Peguei o ônibus de manhã bem cedinho, e não demorou muito pra pegar no sono também. Quando abro os olhos, no meio da viagem, me deparo com um deserto à minha frente, foi a primeira vez que vi um deserto na minha vida, me emocionei. Mas adiante vejo uma arvore cheia de cabras montadas, uma em cada galho. Cômico, me deu vontade de rir, sozinha!!! E para comprovar que não foi um delírio, dentro de segundos, me aparece outra árvore, lotada de cabras. Novamente algo que eu nunca vi, em menos de 10 minutos. A viagem já estava divertida desde o começo.

Cheguei a Essaouira, peguei um taxi e fui direto para o hotel (que, diga-se de passagem, custou super barato). Deixei minhas coisas, troquei o lenço que tinha na cabeça por um tecido mais fresco, e fui caminhar. Depois de andar uns 600m cheguei à orla da grande praia de Essaouira, de águas turvas e vento forte. Em uma ponta da praia, justamente aonde eu cheguei, havia um monte de camelos, e na outra, um porto. A praia estava vazia, ventava muito, um vento fresco, e ao mesmo tempo o sol queimava, e a maioria dos que estavam dentro da água eram surfistas. O mar de águas turvas me lembrou muito as praias do espírito santo, a areia cor de caramelo também. Com a maré baixa o mar se afasta muito da calçada, e o espaço de areia que sobra entre a rua e o mar é enorme, bem plano, bom pra andar, pensar na vida, não pensar em nada.

Percorri a praia inteira, e desde longe eu avistava uma muralha, e dentro um aglomerado de construções de cor branca, e já imaginava que aquilo pudesse ser a Medina da cidade. Me aproximei um pouco mais, e concluí... só podia ser ali. Atravessei o portal de pedras que dá acesso a esse mundo, a essa dimensão, de cores, cheiros, sons e sabores, e lá passei a minha tarde inteira, explorando aquele labirinto de becos e ruas estreitas, repleto de comerciantes, de pessoas e seus trajes tradicionais, de turistas, de gatos (os gatos estão para as ruas do Marrocos como os cachorros para as ruas do Brasil). Com a barriga reclamando de fome, me sentei, em um restaurante super humilde, e pedi uma salada marroquina (que parece um vinagrete) e berinjelas. Foi um deleite comer aquelas berinjelas banhadas no azeite de oliva... que, para mim, equivaliam a um bife. Bati um papinho com o dono do restaurante, e segui minha caminhada silenciosa, contemplando as cores dos tecidos, dos tapetes, dos temperos, contemplando os diversos aromas que pelo meu olfato passava, contemplando os rostos das pessoas pelo caminho, o olhar profundo desse país, contemplando as ruas, contemplando o próprio caminho.

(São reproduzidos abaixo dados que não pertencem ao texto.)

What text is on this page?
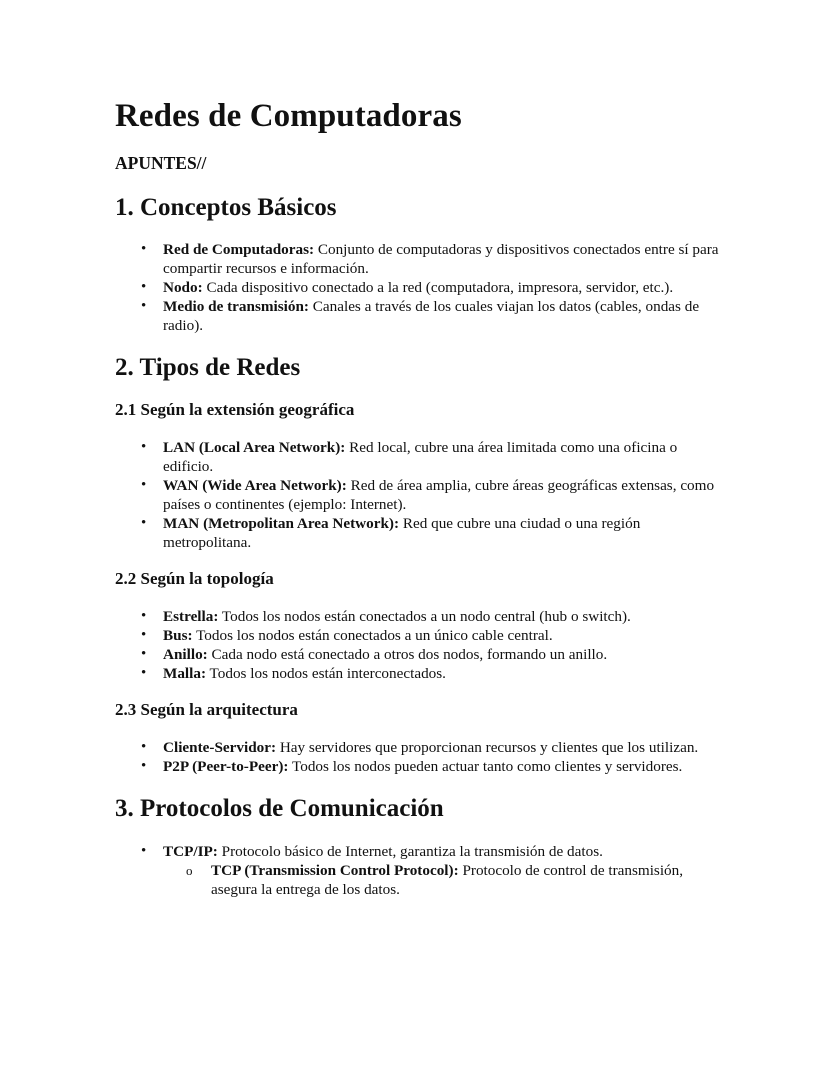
Redes de Computadoras
APUNTES//
1. Conceptos Básicos
• Red de Computadoras: Conjunto de computadoras y dispositivos conectados entre sí para compartir recursos e información.
• Nodo: Cada dispositivo conectado a la red (computadora, impresora, servidor, etc.).
• Medio de transmisión: Canales a través de los cuales viajan los datos (cables, ondas de radio).
2. Tipos de Redes
2.1 Según la extensión geográfica
• LAN (Local Area Network): Red local, cubre una área limitada como una oficina o edificio.
• WAN (Wide Area Network): Red de área amplia, cubre áreas geográficas extensas, como países o continentes (ejemplo: Internet).
• MAN (Metropolitan Area Network): Red que cubre una ciudad o una región metropolitana.
2.2 Según la topología
• Estrella: Todos los nodos están conectados a un nodo central (hub o switch).
• Bus: Todos los nodos están conectados a un único cable central.
• Anillo: Cada nodo está conectado a otros dos nodos, formando un anillo.
• Malla: Todos los nodos están interconectados.
2.3 Según la arquitectura
• Cliente-Servidor: Hay servidores que proporcionan recursos y clientes que los utilizan.
• P2P (Peer-to-Peer): Todos los nodos pueden actuar tanto como clientes y servidores.
3. Protocolos de Comunicación
• TCP/IP: Protocolo básico de Internet, garantiza la transmisión de datos.
o TCP (Transmission Control Protocol): Protocolo de control de transmisión, asegura la entrega de los datos.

E foi contemplando que cheguei ao porto, céu aberto e muitas, muitas gaivotas. Tomei um suco de laranja natural, doce como a fruta, que só se bebe aqui! E adentrei outro portal, que me levou à uma nova paisagem, linda, impressionante, repleta de azul e vermelho, o azul dos barcos, o azul escandaloso do céu, o vermelho das redes. Quase todos os barcos do porto são barcos pesqueiros bem antigos, de pesca artesanal. Um verdadeiro paraíso para os pintores, que gostam de transferir paisagens para a tela em branco. E ali estavam eles, os pintores, discretos, tranqüilos, fazendo sua arte, fazendo sua parte no vai e vem do porto.

Passei a tarde perdida em Essaouira, e no final do dia me sentei a despedir-me do sol, na volta da jornada. Fiz todo o trajeto a pé e em silêncio, e na volta pro hotel me perdi novamente, e dessa vez não teve jeito, tive que recorrer a um taxi! Descansei a noite toda, passeei um pouco mais na manhã seguinte, peguei o ônibus de volta pra Marrakesh, torcendo pra ver de novo a arvore das cabras, e fotografá-la, mas era tarde demais. Não dá pra querer que as coisas aconteçam ao nosso gosto, senão onde estaria a tal da surpresa não é mesmo?! Sigo surpreendendo-me cada dia nessas terras, que como disse a Cris Lemos, me conquistaria pouco a pouco, “dito e feito, dito efeito”. E o trabalho de funcionária da música continua uma batalha diária. Afinal, na vida nem tudo é uma merda, e nem tudo são flores! Já que não posso cantar minhas alegrias, caminho silenciosamente, aguçando os sentidos que meu canto inebriava.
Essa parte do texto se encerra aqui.